Venture capital harms your wealth
The promise was certainly seductive: Lock up your money with me for five years and I’ll give you double-digit annual returns.
For years, that was an accurate equation for venture capital. From 1981 to 1998, there were ups and downs, but the 10-year return generally hovered around 20 per cent, well above most other asset classes. That return came at a price of course. It was illiquid and there was no secondary market. And there was a further catch. Most potential investors were excluded: Venture funds were relatively modest in size, there weren’t very many of them and they were picky about whose money they’d take for their limited partners.
The dotcom boom changed all of that. Venture capitalists became business magazine stars, new funds sprouted up all over, and established firms with a decent track record were suddenly able to raise nine- and ten-figure funds.

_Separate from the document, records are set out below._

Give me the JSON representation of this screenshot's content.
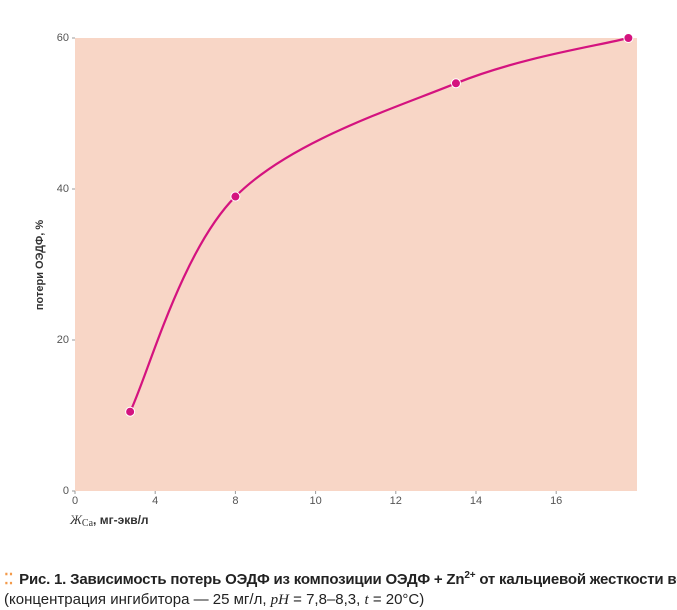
{
  "chart_data": {
    "type": "line",
    "y_label": "потери ОЭДФ, %",
    "x_label": {
      "symbol": "Ж",
      "subscript": "Ca",
      "rest": ", мг-экв/л"
    },
    "x": [
      2.75,
      8,
      13.5,
      17.8
    ],
    "series": [
      {
        "color": "#d4137f",
        "values": [
          10.5,
          39,
          54,
          60
        ]
      }
    ],
    "xlim": [
      0,
      18
    ],
    "xticks": [
      0,
      4,
      8,
      10,
      12,
      14,
      16
    ],
    "ylim": [
      0,
      60
    ],
    "yticks": [
      0,
      20,
      40,
      60
    ],
    "plot_background": "#f8d6c6",
    "grid": false,
    "smooth": true
  },
  "caption": {
    "line1": [
      "Рис. 1. Зависимость потерь ОЭДФ из композиции ОЭДФ + Zn",
      "2+",
      " от кальциевой жесткости воды"
    ],
    "line2": [
      "(концентрация ингибитора — 25 мг/л, ",
      "pH",
      " = 7,8–8,3, ",
      "t",
      " = 20°C)"
    ]
  }
}
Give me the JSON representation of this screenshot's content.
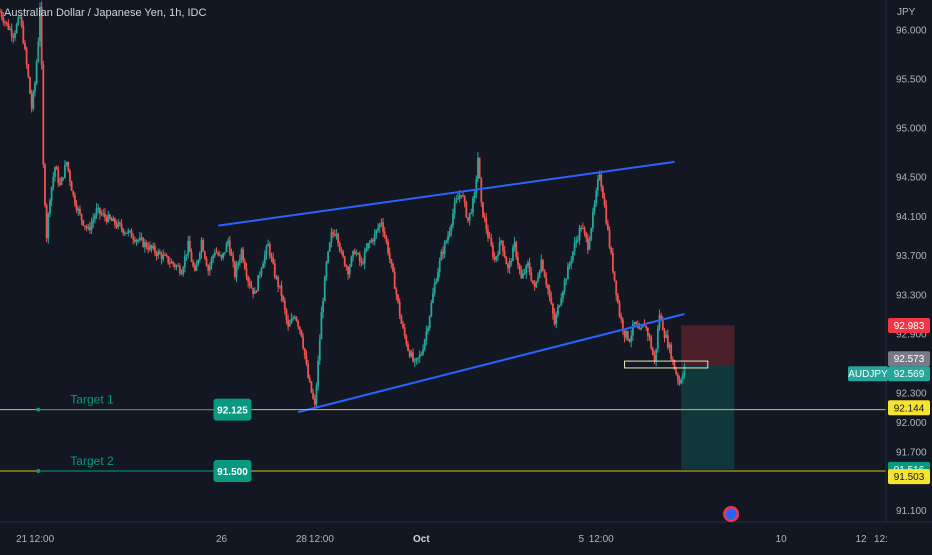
{
  "header": {
    "title": "Australian Dollar / Japanese Yen, 1h, IDC",
    "currency": "JPY"
  },
  "chart_data": {
    "type": "candlestick",
    "symbol": "AUDJPY",
    "ylim": [
      90.98,
      96.3
    ],
    "x_domain": [
      "2020-09-20 11:00",
      "2020-10-12 15:00"
    ],
    "y_ticks": [
      "96.000",
      "95.500",
      "95.000",
      "94.500",
      "94.100",
      "93.700",
      "93.300",
      "92.900",
      "92.300",
      "92.000",
      "91.700",
      "91.100"
    ],
    "x_ticks": [
      {
        "t": "2020-09-21 00:00",
        "label": "21"
      },
      {
        "t": "2020-09-21 12:00",
        "label": "12:00"
      },
      {
        "t": "2020-09-26 00:00",
        "label": "26"
      },
      {
        "t": "2020-09-28 00:00",
        "label": "28"
      },
      {
        "t": "2020-09-28 12:00",
        "label": "12:00"
      },
      {
        "t": "2020-10-01 00:00",
        "label": "Oct"
      },
      {
        "t": "2020-10-05 00:00",
        "label": "5"
      },
      {
        "t": "2020-10-05 12:00",
        "label": "12:00"
      },
      {
        "t": "2020-10-10 00:00",
        "label": "10"
      },
      {
        "t": "2020-10-12 00:00",
        "label": "12"
      },
      {
        "t": "2020-10-12 12:00",
        "label": "12:"
      }
    ],
    "price_path": [
      [
        "2020-09-20 11:00",
        96.18
      ],
      [
        "2020-09-20 15:00",
        96.05
      ],
      [
        "2020-09-20 19:00",
        95.95
      ],
      [
        "2020-09-20 23:00",
        96.12
      ],
      [
        "2020-09-21 01:00",
        95.9
      ],
      [
        "2020-09-21 04:00",
        95.5
      ],
      [
        "2020-09-21 06:00",
        95.2
      ],
      [
        "2020-09-21 08:00",
        95.45
      ],
      [
        "2020-09-21 10:00",
        95.9
      ],
      [
        "2020-09-21 11:00",
        96.25
      ],
      [
        "2020-09-21 12:00",
        95.6
      ],
      [
        "2020-09-21 13:00",
        94.6
      ],
      [
        "2020-09-21 15:00",
        93.9
      ],
      [
        "2020-09-21 17:00",
        94.3
      ],
      [
        "2020-09-21 20:00",
        94.6
      ],
      [
        "2020-09-21 23:00",
        94.4
      ],
      [
        "2020-09-22 03:00",
        94.65
      ],
      [
        "2020-09-22 07:00",
        94.3
      ],
      [
        "2020-09-22 11:00",
        94.1
      ],
      [
        "2020-09-22 16:00",
        93.95
      ],
      [
        "2020-09-22 21:00",
        94.15
      ],
      [
        "2020-09-25 00:00",
        93.55
      ],
      [
        "2020-09-25 04:00",
        93.8
      ],
      [
        "2020-09-25 08:00",
        93.5
      ],
      [
        "2020-09-25 12:00",
        93.85
      ],
      [
        "2020-09-25 16:00",
        93.55
      ],
      [
        "2020-09-25 20:00",
        93.75
      ],
      [
        "2020-09-26 00:00",
        93.65
      ],
      [
        "2020-09-26 04:00",
        93.85
      ],
      [
        "2020-09-26 08:00",
        93.5
      ],
      [
        "2020-09-26 12:00",
        93.75
      ],
      [
        "2020-09-26 16:00",
        93.45
      ],
      [
        "2020-09-26 20:00",
        93.3
      ],
      [
        "2020-09-27 00:00",
        93.6
      ],
      [
        "2020-09-27 04:00",
        93.8
      ],
      [
        "2020-09-27 08:00",
        93.5
      ],
      [
        "2020-09-27 12:00",
        93.3
      ],
      [
        "2020-09-27 16:00",
        92.95
      ],
      [
        "2020-09-27 20:00",
        93.1
      ],
      [
        "2020-09-28 00:00",
        92.9
      ],
      [
        "2020-09-28 04:00",
        92.45
      ],
      [
        "2020-09-28 08:00",
        92.15
      ],
      [
        "2020-09-28 10:00",
        92.6
      ],
      [
        "2020-09-28 12:00",
        93.1
      ],
      [
        "2020-09-28 15:00",
        93.6
      ],
      [
        "2020-09-28 18:00",
        93.9
      ],
      [
        "2020-09-28 21:00",
        93.95
      ],
      [
        "2020-09-29 00:00",
        93.7
      ],
      [
        "2020-09-29 04:00",
        93.55
      ],
      [
        "2020-09-29 08:00",
        93.75
      ],
      [
        "2020-09-29 12:00",
        93.6
      ],
      [
        "2020-09-29 16:00",
        93.8
      ],
      [
        "2020-09-29 20:00",
        93.9
      ],
      [
        "2020-09-30 00:00",
        94.05
      ],
      [
        "2020-09-30 04:00",
        93.75
      ],
      [
        "2020-09-30 08:00",
        93.4
      ],
      [
        "2020-09-30 12:00",
        93.0
      ],
      [
        "2020-09-30 16:00",
        92.75
      ],
      [
        "2020-09-30 20:00",
        92.58
      ],
      [
        "2020-10-01 00:00",
        92.7
      ],
      [
        "2020-10-01 04:00",
        93.0
      ],
      [
        "2020-10-01 08:00",
        93.4
      ],
      [
        "2020-10-01 12:00",
        93.7
      ],
      [
        "2020-10-01 16:00",
        93.9
      ],
      [
        "2020-10-01 20:00",
        94.2
      ],
      [
        "2020-10-02 00:00",
        94.35
      ],
      [
        "2020-10-02 04:00",
        94.05
      ],
      [
        "2020-10-02 08:00",
        94.3
      ],
      [
        "2020-10-02 10:00",
        94.7
      ],
      [
        "2020-10-02 12:00",
        94.2
      ],
      [
        "2020-10-02 16:00",
        93.9
      ],
      [
        "2020-10-02 20:00",
        93.65
      ],
      [
        "2020-10-03 00:00",
        93.85
      ],
      [
        "2020-10-03 04:00",
        93.55
      ],
      [
        "2020-10-03 08:00",
        93.8
      ],
      [
        "2020-10-03 12:00",
        93.45
      ],
      [
        "2020-10-03 16:00",
        93.6
      ],
      [
        "2020-10-03 20:00",
        93.35
      ],
      [
        "2020-10-04 00:00",
        93.65
      ],
      [
        "2020-10-04 04:00",
        93.35
      ],
      [
        "2020-10-04 08:00",
        93.0
      ],
      [
        "2020-10-04 12:00",
        93.3
      ],
      [
        "2020-10-04 16:00",
        93.55
      ],
      [
        "2020-10-04 20:00",
        93.8
      ],
      [
        "2020-10-05 00:00",
        94.0
      ],
      [
        "2020-10-05 04:00",
        93.8
      ],
      [
        "2020-10-05 08:00",
        94.2
      ],
      [
        "2020-10-05 11:00",
        94.55
      ],
      [
        "2020-10-05 14:00",
        94.2
      ],
      [
        "2020-10-05 17:00",
        93.8
      ],
      [
        "2020-10-05 20:00",
        93.45
      ],
      [
        "2020-10-05 23:00",
        93.1
      ],
      [
        "2020-10-06 02:00",
        92.9
      ],
      [
        "2020-10-06 05:00",
        92.85
      ],
      [
        "2020-10-06 08:00",
        93.0
      ],
      [
        "2020-10-06 11:00",
        92.9
      ],
      [
        "2020-10-06 14:00",
        93.0
      ],
      [
        "2020-10-06 17:00",
        92.85
      ],
      [
        "2020-10-06 20:00",
        92.6
      ],
      [
        "2020-10-06 23:00",
        93.1
      ],
      [
        "2020-10-07 02:00",
        92.9
      ],
      [
        "2020-10-07 05:00",
        92.75
      ],
      [
        "2020-10-07 08:00",
        92.55
      ],
      [
        "2020-10-07 11:00",
        92.4
      ],
      [
        "2020-10-07 14:00",
        92.569
      ]
    ],
    "pattern": {
      "type": "rising-wedge",
      "upper_line": [
        [
          "2020-09-25 22:00",
          94.0
        ],
        [
          "2020-10-07 08:00",
          94.65
        ]
      ],
      "lower_line": [
        [
          "2020-09-27 22:00",
          92.1
        ],
        [
          "2020-10-07 14:00",
          93.1
        ]
      ]
    },
    "consolidation_box": {
      "start": "2020-10-06 02:00",
      "end": "2020-10-08 04:00",
      "low": 92.55,
      "high": 92.62
    },
    "position": {
      "side": "short",
      "entry": 92.573,
      "stop": 92.983,
      "target": 91.516,
      "start": "2020-10-07 12:00",
      "end": "2020-10-08 20:00"
    },
    "targets": [
      {
        "name": "Target 1",
        "price": 92.125,
        "axis_label": "92.144",
        "axis_price": 92.144,
        "label_from": "2020-09-21 10:00",
        "box_at": "2020-09-26 18:00"
      },
      {
        "name": "Target 2",
        "price": 91.5,
        "axis_label": "91.503",
        "axis_price": 91.503,
        "label_from": "2020-09-21 10:00",
        "box_at": "2020-09-26 18:00"
      }
    ],
    "price_labels": {
      "symbol": "AUDJPY",
      "last_price": "92.569",
      "entry_price": "92.573",
      "stop_price": "92.983",
      "target_price": "91.516"
    },
    "colors": {
      "background": "#131722",
      "up": "#26a69a",
      "down": "#ef5350",
      "pattern": "#2962ff",
      "target_line": "#d4c12a",
      "target_label": "#089981",
      "stop_zone": "rgba(242,54,69,0.25)",
      "profit_zone": "rgba(8,153,129,0.25)",
      "stop_label": "#f23645",
      "entry_label": "#787b86",
      "last_label": "#26a69a",
      "yellow_label": "#f7e42e",
      "teal_label": "#089981"
    }
  }
}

The 20 per cent mark began to look pallid. In 1999 the U.S. venture industry was boasting five-year returns of nearly 50 percent, as a flood of IPO’s provided swift and lucrative exits. The end-to-end return, net of fees, expenses and carried interest, for the year ended March, 2000, was 310 per cent.
Alas, that was then. New York VC Fred Wilson, principal of Union Square Ventures, reckons average returns over the last 10 years are in the range of 6 to 8 percent. Aggregate industry figures are still flattered by the anni mirabili of the dot com era, and the staggering venture bonanza of the Google IPO for a handful of elite firms. But when 1999 drops out of the 10-year calculation average returns will slump to the low single figures or negative.
The returns have shrunk, yet the industry hasn’t contracted all that much. According to data from Thomson Reuters, in 2008 there were 882 existing venture capital firms with $197.3 billion under management. That represents an increase from the go-go year of 1998, when there were 624 firms with $92 billion under management.
Venture investments have been ticking along at a fairly constant rate as well. There were two astoundingly anomalous years — 1999 and 2000 — when US venture investment was $52 billion and $102 billion. After the dotcom crash, that slumped to $39 billion in 2001 and all the way down to $19 billion in 2003. Last year’s $28 billion was down from 2007’s $30 billion, but before 1999 the biggest year in the industry’s history, 1998, had seen just over $20 billion invested.
Returns have slumped and lucrative exits are vanishingly rare. Only six venture-backed companies went public in the US last year. Earlier this year, the National Venture Capital Association launched a never-going-to-happen plan to increase the number of sub-$50 million IPOs.
Given all this, why do investors continue to back venture funds? After all, $28 billion went into VC funds last year. I asked Wilson, who is one of the more publicly skeptical VCs. “If you get into a good fund, you can still get 30 to 40 per cent,” he said. “That’s what keeps the LPs interested.”
Everyone believes they are investing in the children of Lake Wobegon, who are all above average. But institutional investors won’t play the fool for long and the response from potential LPs is bound to get stonier for all but the most accomplished funds. So what, if anything, will save venture capital?
There will need to be fewer, smaller funds, making smaller bets with their investors’ money. Fewer exits won’t be such a problem, because fewer exits will be needed. It will be something that looks, in fact, a lot like the VC world pre-dotcom. That will be a wholly good thing, for venture capital, for investors and for entrepreneurs.
A smaller industry will have fewer hangers on who invest with the latest trend, and there will be less dumb money buoying poorly formed, unrealistic dreams.